A conta da prestidigitação fiscal
Por Notas & Informações / O ESTADÃO DE SP
O mais recente artifício a que o governo recorreu para preservar a meta fiscal foi a exclusão dos gastos relacionados ao plano de socorro para exportadores afetados pelo tarifaço imposto pelos Estados Unidos, estimado em R$ 9,5 bilhões. Há que reconhecer que o estrago ficou até relativamente contido, tendo em vista o histórico desse tipo de pacote e as relações de proximidade que os setores atingidos mantêm com o Executivo federal, mas a manobra é apenas mais uma a engrossar uma longa lista de despesas contabilizadas fora da meta fiscal ao longo do governo Lula da Silva.
Reportagem publicada pelo Estadão mostra que essa conta está cada vez mais próxima dos R$ 400 bilhões. Cálculos da XP Investimentos apontam que as despesas fora da meta devem alcançar ao menos R$ 387,8 bilhões até o fim de 2026, enquanto o BTG Pactual estima que elas chegarão a R$ 389,7 bilhões. São números impressionantes, sobretudo quando se considera que a meta para este ano é de déficit zero e que a margem de tolerância é de 0,25% do Produto Interno Bruto (PIB), o que equivaleria a R$ 31 bilhões.
A equipe econômica tem resposta pronta para o rombo – e a culpa, como sempre, é de Jair Bolsonaro. Para o Ministério da Fazenda, políticas adotadas pelo ex-presidente seriam responsáveis por 87% desse número. De fato, não se deve esquecer que o calote nos precatórios institucionalizado pelo governo anterior contribui com boa parte dessa cifra – R$ 92,38 bilhões em 2023, R$ 45,30 bilhões neste ano e R$ 55,10 bilhões no próximo. Mas os valores não chegam ao porcentual supracitado, tampouco são a única razão a explicar a conta.
Parte relevante desse rombo se deve aos gastos relacionados à Proposta de Emenda à Constituição (PEC) da Transição, aprovada e promulgada pelo Congresso no fim de 2022 com o apoio explícito de Lula da Silva. Bem se sabe que era preciso recompor o Orçamento e retomar políticas públicas destruídas pelos anos de bolsonarismo, mas parlamentares e integrantes do governo recém-eleito aproveitaram o ensejo para se refestelar, o que fez com que os gastos fora da meta atingissem R$ 145 bilhões.

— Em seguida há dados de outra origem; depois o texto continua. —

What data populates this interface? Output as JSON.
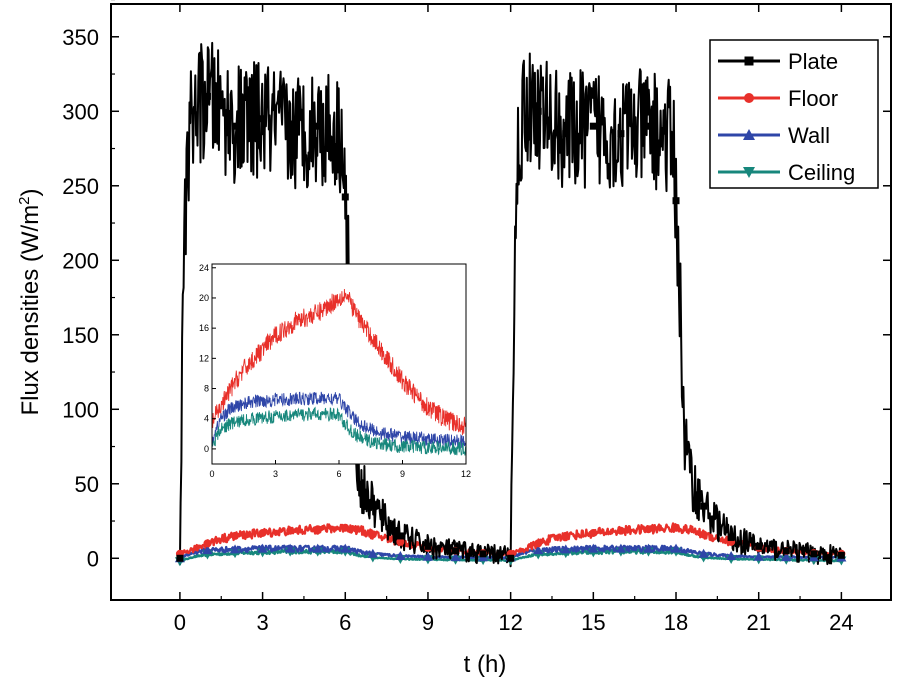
{
  "chart_data": {
    "type": "line",
    "xlabel": "t (h)",
    "ylabel": "Flux densities (W/m",
    "ylabel_sup": "2",
    "ylabel_close": ")",
    "xlim": [
      -2.5,
      25.8
    ],
    "ylim": [
      -28,
      372
    ],
    "xticks": [
      "0",
      "3",
      "6",
      "9",
      "12",
      "15",
      "18",
      "21",
      "24"
    ],
    "yticks": [
      "0",
      "50",
      "100",
      "150",
      "200",
      "250",
      "300",
      "350"
    ],
    "legend_position": "top-right",
    "series": [
      {
        "name": "Plate",
        "color": "#000000",
        "marker": "square",
        "points": [
          [
            0,
            0
          ],
          [
            0.1,
            150
          ],
          [
            0.25,
            270
          ],
          [
            0.5,
            300
          ],
          [
            1,
            310
          ],
          [
            2,
            290
          ],
          [
            3,
            295
          ],
          [
            4,
            285
          ],
          [
            5,
            290
          ],
          [
            5.9,
            285
          ],
          [
            6.1,
            200
          ],
          [
            6.3,
            80
          ],
          [
            6.6,
            48
          ],
          [
            7,
            35
          ],
          [
            7.5,
            24
          ],
          [
            8,
            15
          ],
          [
            9,
            8
          ],
          [
            10,
            5
          ],
          [
            11,
            3
          ],
          [
            11.9,
            2
          ],
          [
            12,
            0
          ],
          [
            12.1,
            150
          ],
          [
            12.25,
            270
          ],
          [
            12.5,
            305
          ],
          [
            13,
            300
          ],
          [
            14,
            285
          ],
          [
            15,
            290
          ],
          [
            16,
            285
          ],
          [
            17,
            290
          ],
          [
            17.9,
            280
          ],
          [
            18.1,
            200
          ],
          [
            18.3,
            80
          ],
          [
            18.6,
            50
          ],
          [
            19,
            35
          ],
          [
            19.5,
            24
          ],
          [
            20,
            14
          ],
          [
            21,
            8
          ],
          [
            22,
            5
          ],
          [
            23,
            3
          ],
          [
            24,
            2
          ]
        ],
        "noise": 40
      },
      {
        "name": "Floor",
        "color": "#e8302a",
        "marker": "circle",
        "points": [
          [
            0,
            3
          ],
          [
            0.5,
            6
          ],
          [
            1,
            10
          ],
          [
            1.5,
            13
          ],
          [
            2,
            15
          ],
          [
            3,
            17
          ],
          [
            4,
            18.5
          ],
          [
            5,
            19.5
          ],
          [
            6,
            20.5
          ],
          [
            6.5,
            19
          ],
          [
            7,
            16
          ],
          [
            8,
            11
          ],
          [
            9,
            7
          ],
          [
            10,
            5
          ],
          [
            11,
            3.5
          ],
          [
            12,
            3
          ],
          [
            12.5,
            6
          ],
          [
            13,
            10
          ],
          [
            13.5,
            13
          ],
          [
            14,
            15
          ],
          [
            15,
            17
          ],
          [
            16,
            18.5
          ],
          [
            17,
            19.5
          ],
          [
            18,
            20.5
          ],
          [
            18.5,
            19
          ],
          [
            19,
            16
          ],
          [
            20,
            11
          ],
          [
            21,
            7
          ],
          [
            22,
            5
          ],
          [
            23,
            3.5
          ],
          [
            24,
            3
          ]
        ],
        "noise": 3
      },
      {
        "name": "Wall",
        "color": "#2f46a8",
        "marker": "triangle-up",
        "points": [
          [
            0,
            0
          ],
          [
            0.5,
            4
          ],
          [
            1,
            5.5
          ],
          [
            2,
            6
          ],
          [
            3,
            6.5
          ],
          [
            4,
            6.5
          ],
          [
            5,
            6.5
          ],
          [
            6,
            6.5
          ],
          [
            6.5,
            4.5
          ],
          [
            7,
            3
          ],
          [
            8,
            1.5
          ],
          [
            9,
            1
          ],
          [
            10,
            0.8
          ],
          [
            12,
            0.5
          ],
          [
            12.5,
            4
          ],
          [
            13,
            5.5
          ],
          [
            14,
            6
          ],
          [
            15,
            6.5
          ],
          [
            16,
            6.5
          ],
          [
            17,
            6.5
          ],
          [
            18,
            6.5
          ],
          [
            18.5,
            4.5
          ],
          [
            19,
            3
          ],
          [
            20,
            1.5
          ],
          [
            21,
            1
          ],
          [
            22,
            0.8
          ],
          [
            24,
            0.5
          ]
        ],
        "noise": 2
      },
      {
        "name": "Ceiling",
        "color": "#17877c",
        "marker": "triangle-down",
        "points": [
          [
            0,
            -2
          ],
          [
            0.5,
            1
          ],
          [
            1,
            2.5
          ],
          [
            2,
            3.5
          ],
          [
            3,
            4
          ],
          [
            4,
            4.5
          ],
          [
            5,
            4.5
          ],
          [
            6,
            4.5
          ],
          [
            6.5,
            2
          ],
          [
            7,
            0.5
          ],
          [
            8,
            -0.5
          ],
          [
            10,
            -1
          ],
          [
            12,
            -1.5
          ],
          [
            12.5,
            1
          ],
          [
            13,
            2.5
          ],
          [
            14,
            3.5
          ],
          [
            15,
            4
          ],
          [
            16,
            4.5
          ],
          [
            17,
            4.5
          ],
          [
            18,
            4.5
          ],
          [
            18.5,
            2
          ],
          [
            19,
            0.5
          ],
          [
            20,
            -0.5
          ],
          [
            22,
            -1
          ],
          [
            24,
            -1.5
          ]
        ],
        "noise": 1.5
      }
    ],
    "inset": {
      "xlim": [
        0,
        12
      ],
      "ylim": [
        -2,
        24.5
      ],
      "xticks": [
        "0",
        "3",
        "6",
        "9",
        "12"
      ],
      "yticks": [
        "0",
        "4",
        "8",
        "12",
        "16",
        "20",
        "24"
      ],
      "series": [
        {
          "name": "Floor",
          "color": "#e8302a",
          "points": [
            [
              0,
              3.5
            ],
            [
              0.3,
              5
            ],
            [
              0.7,
              7
            ],
            [
              1,
              8.5
            ],
            [
              1.5,
              10.5
            ],
            [
              2,
              12
            ],
            [
              2.5,
              13.5
            ],
            [
              3,
              15
            ],
            [
              3.5,
              16
            ],
            [
              4,
              17
            ],
            [
              4.5,
              17.5
            ],
            [
              5,
              18
            ],
            [
              5.5,
              19
            ],
            [
              6,
              20
            ],
            [
              6.3,
              20.5
            ],
            [
              6.6,
              19
            ],
            [
              7,
              17
            ],
            [
              7.5,
              15
            ],
            [
              8,
              13
            ],
            [
              8.5,
              11
            ],
            [
              9,
              9
            ],
            [
              9.5,
              7.5
            ],
            [
              10,
              6
            ],
            [
              10.5,
              5
            ],
            [
              11,
              4
            ],
            [
              11.5,
              3.4
            ],
            [
              12,
              3
            ]
          ],
          "noise": 1.3
        },
        {
          "name": "Wall",
          "color": "#2f46a8",
          "points": [
            [
              0,
              1
            ],
            [
              0.4,
              4
            ],
            [
              0.8,
              5.2
            ],
            [
              1.5,
              6
            ],
            [
              2,
              6.3
            ],
            [
              3,
              6.5
            ],
            [
              4,
              6.6
            ],
            [
              5,
              6.7
            ],
            [
              6,
              6.6
            ],
            [
              6.3,
              5.5
            ],
            [
              6.7,
              4
            ],
            [
              7,
              3.3
            ],
            [
              7.5,
              2.6
            ],
            [
              8,
              2.1
            ],
            [
              9,
              1.6
            ],
            [
              10,
              1.3
            ],
            [
              11,
              1.1
            ],
            [
              12,
              1
            ]
          ],
          "noise": 0.9
        },
        {
          "name": "Ceiling",
          "color": "#17877c",
          "points": [
            [
              0,
              0.5
            ],
            [
              0.4,
              2.5
            ],
            [
              0.8,
              3.3
            ],
            [
              1.5,
              3.8
            ],
            [
              2,
              4
            ],
            [
              3,
              4.3
            ],
            [
              4,
              4.5
            ],
            [
              5,
              4.6
            ],
            [
              6,
              4.5
            ],
            [
              6.3,
              3.2
            ],
            [
              6.7,
              2
            ],
            [
              7,
              1.5
            ],
            [
              7.5,
              1
            ],
            [
              8,
              0.6
            ],
            [
              9,
              0.3
            ],
            [
              10,
              0.2
            ],
            [
              12,
              0
            ]
          ],
          "noise": 0.9
        }
      ]
    }
  }
}
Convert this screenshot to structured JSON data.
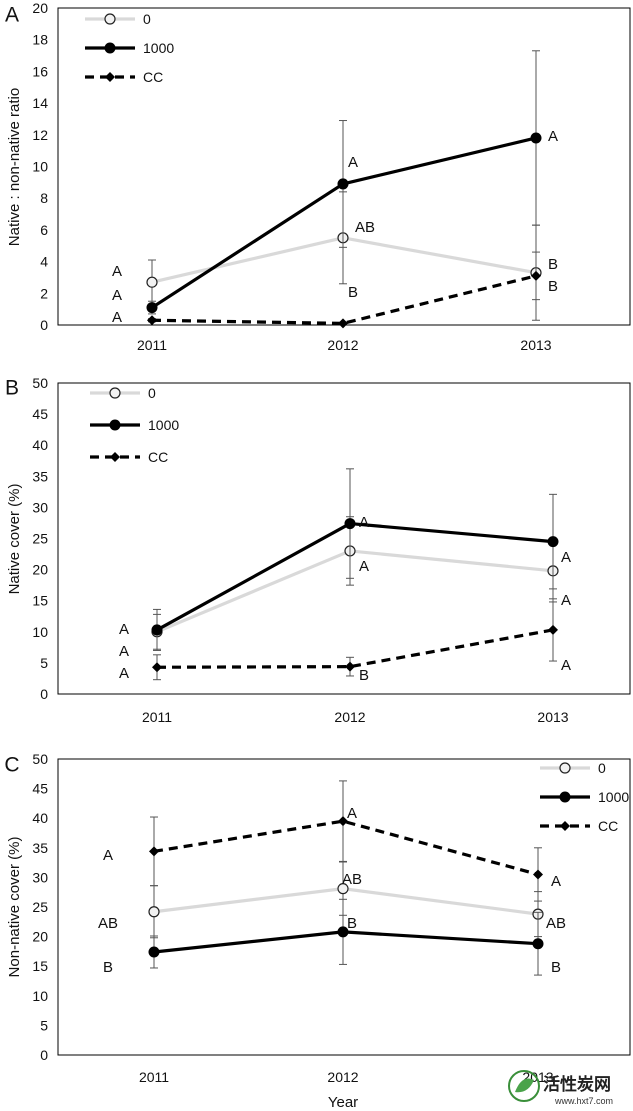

A derrubada do antigo teto de gastos e sua substituição pelo arcabouço ressuscitaram os pisos constitucionais de saúde e educação e sua vinculação à arrecadação. Ademais, o governo, com o aval do Congresso, ainda estabeleceu uma nova política que garantiu aumento real para o salário mínimo, piso que é referência para aposentadorias, pensões e o Benefício de Prestação Continuada (BPC), entre outros benefícios pagos pelo Instituto Nacional do Seguro Social (INSS).
A dificuldade do governo Lula em colocar as contas em ordem é consequência dessa decisão. Ao aumentar as despesas obrigatórias já de saída em um nível muito acima da inflação e garantir reajustes próprios para boa parte delas, o governo tornou impossível a tarefa de limitá-las a um porcentual das receitas, como determina o arcabouço fiscal.
O resultado era previsível. Assim como o teto, o arcabouço passou a comprimir cada vez mais o já reduzido espaço das despesas discricionárias, entre elas investimentos e emendas parlamentares. Assim, em vez de mirar o centro da meta, o governo passou a buscar seu limite inferior, não deixando gordura alguma para lidar com acontecimentos imprevisíveis.
E eles foram muitos: as calamidades causadas pelas enchentes no Rio Grande do Sul e pelas queimadas no Norte e Centro-Oeste, a fraude dos descontos indevidos nos benefícios do INSS e as sequelas da agressiva política comercial conduzida por Donald Trump, entre outros. Com a proximidade das eleições presidenciais, não é preciso ser um profeta para prever que a conta das despesas fora da meta fiscal aumentará até o fim de 2026.
A recorrência com que o Executivo apela a artimanhas para não ter de admitir a necessidade de mudar a meta só desmoraliza a âncora fiscal. Enquanto o governo apregoa que alcançará o déficit zero como se esse objetivo fosse um fim em si mesmo, a dívida pública avança na proporção do PIB, exige juros cada vez maiores para ser financiada e escancara a incapacidade do arcabouço de reequilibrar as contas públicas.